Although the Bureau of Public Health prepared an Assessment Report for the water utility’s Elk River intake prior to the accident, the water utility never completed a Protection Plan. If the water utility had completed a Protection Plan, it would have described activities to address the protection of the source water and plans for responding to contamination. Examples include: (1) collection of additional information regarding MCHM since it was a known potential contaminant; (2) planning for periodic inspections of sites containing potential contaminants, including Freedom’s site; (3) identification of alternate water sources in case of contamination; and (4) innumerable other activities to protect the source water including zoning, conservation easements, and studies of potential contaminants.
“The bill outlines a reasonable regulatory structure to ensure all aboveground storage tanks are meeting standards to ensure tank integrity.”
West Virginia Governor Earl Ray Tomblin uttered this statement when he signed Senate Bill (SB) 373 containing the Aboveground Storage Tank Act (AST Act) and the Public Water Supply Protection Act (Water Protection Act) into law. He concluded that “This is a good bill.” Coincidentally, the leak occurred while all 134 West Virginia legislators were in town for the regularly scheduled session. Having experienced firsthand the ramifications of the leak and facing significant pressure from the public, the West Virginia legislature took up the daunting task of reviewing current regulations.
The AST Act implements a statewide registration and permitting program for ASTs and sets forth design, integrity, and installation standards. It also requires an annual inspection by a trained individual knowledgeable in ASTs.
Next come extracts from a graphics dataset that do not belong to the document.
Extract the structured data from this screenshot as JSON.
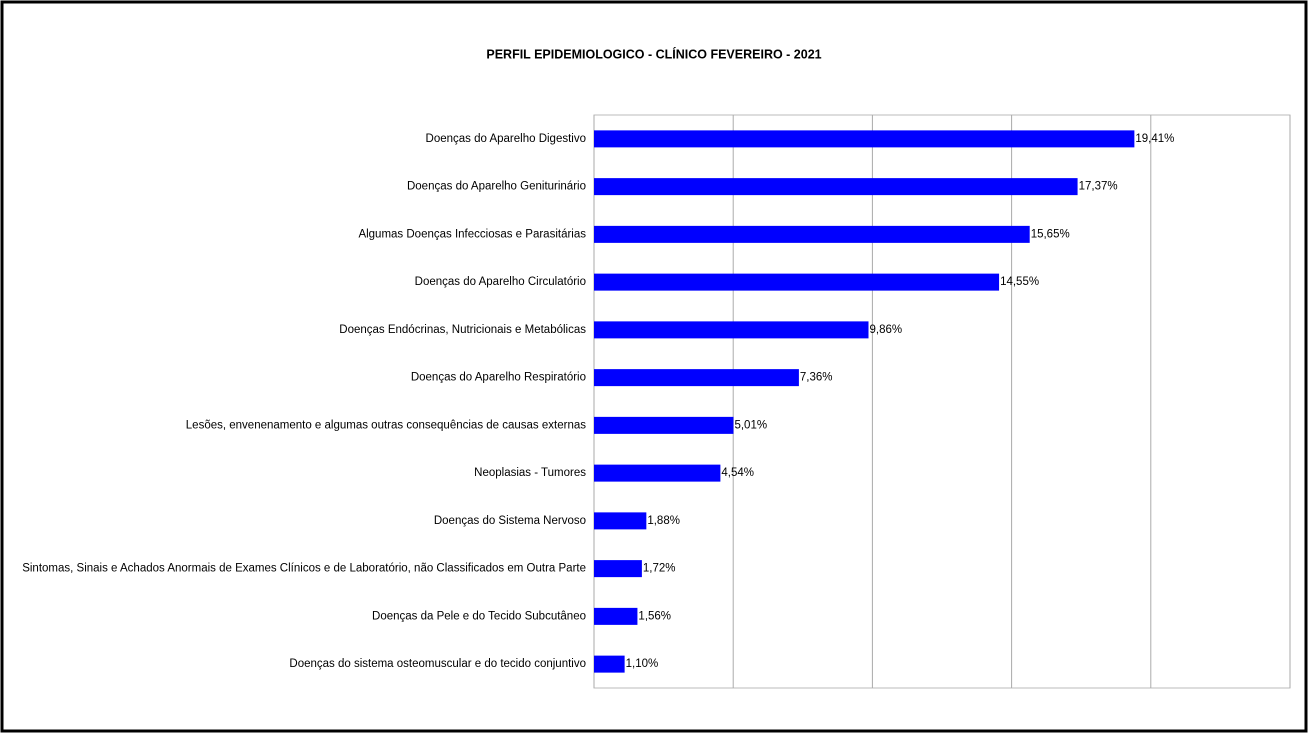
{
  "chart_data": {
    "type": "barh",
    "title": "PERFIL EPIDEMIOLOGICO - CLÍNICO FEVEREIRO - 2021",
    "categories": [
      "Doenças do Aparelho Digestivo",
      "Doenças do Aparelho Geniturinário",
      "Algumas Doenças Infecciosas e Parasitárias",
      "Doenças do Aparelho Circulatório",
      "Doenças Endócrinas, Nutricionais e Metabólicas",
      "Doenças do Aparelho Respiratório",
      "Lesões, envenenamento e algumas outras consequências de causas externas",
      "Neoplasias - Tumores",
      "Doenças do Sistema Nervoso",
      "Sintomas, Sinais e Achados Anormais de Exames Clínicos e de Laboratório, não Classificados em Outra Parte",
      "Doenças da Pele e do Tecido Subcutâneo",
      "Doenças do sistema osteomuscular e do tecido conjuntivo"
    ],
    "values": [
      19.41,
      17.37,
      15.65,
      14.55,
      9.86,
      7.36,
      5.01,
      4.54,
      1.88,
      1.72,
      1.56,
      1.1
    ],
    "value_labels": [
      "19,41%",
      "17,37%",
      "15,65%",
      "14,55%",
      "9,86%",
      "7,36%",
      "5,01%",
      "4,54%",
      "1,88%",
      "1,72%",
      "1,56%",
      "1,10%"
    ],
    "color": "#0000ff",
    "xlim": [
      0,
      25
    ],
    "xticks": [
      0,
      5,
      10,
      15,
      20,
      25
    ],
    "grid": true
  }
}
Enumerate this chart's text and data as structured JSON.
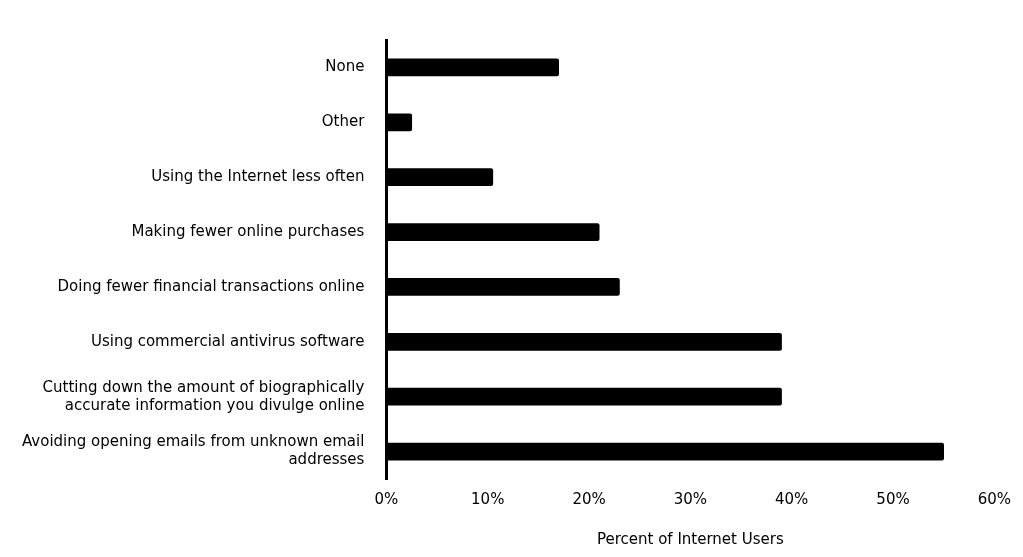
{
  "chart_data": {
    "type": "bar",
    "orientation": "horizontal",
    "xlabel": "Percent of Internet Users",
    "categories": [
      "None",
      "Other",
      "Using the Internet less often",
      "Making fewer online purchases",
      "Doing fewer financial transactions online",
      "Using commercial antivirus software",
      "Cutting down the amount of biographically accurate information you divulge online",
      "Avoiding opening emails from unknown email addresses"
    ],
    "values": [
      17,
      2.5,
      10.5,
      21,
      23,
      39,
      39,
      55
    ],
    "color": "#000000",
    "xlim": [
      0,
      60
    ],
    "xticks": [
      {
        "value": 0,
        "label": "0%"
      },
      {
        "value": 10,
        "label": "10%"
      },
      {
        "value": 20,
        "label": "20%"
      },
      {
        "value": 30,
        "label": "30%"
      },
      {
        "value": 40,
        "label": "40%"
      },
      {
        "value": 50,
        "label": "50%"
      },
      {
        "value": 60,
        "label": "60%"
      }
    ],
    "grid": false,
    "legend": false
  }
}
In addition to the AST Act, the Water Protection Act looks at potential sources of significant contamination located within zones of critical concern above public water systems’ surface intakes. In addition, the legislature amended the Water Protection Program to require that all public water systems complete or update a Protection Plan by July 1, 2016.
The passage of SB 373 hopefully plugs the regulatory holes. Nevertheless, even though the legislature took relatively swift action in enacting broad regulatory reform, confidence in government is at an all-time low. Citizens still do not trust the safety of the water and questions remain, particularly whether there are long-term effects of the spill that cannot yet be quantified. Proper implementation and enforcement of the new acts will go a long way toward healing this loss of confidence.
West Virginia’s experience serves as a cautionary tale for other states that might have the same regulatory holes regarding ASTs and the protection of public drinking water sources. States should not wait until a large spill threatens the drinking water of its citizens before taking action.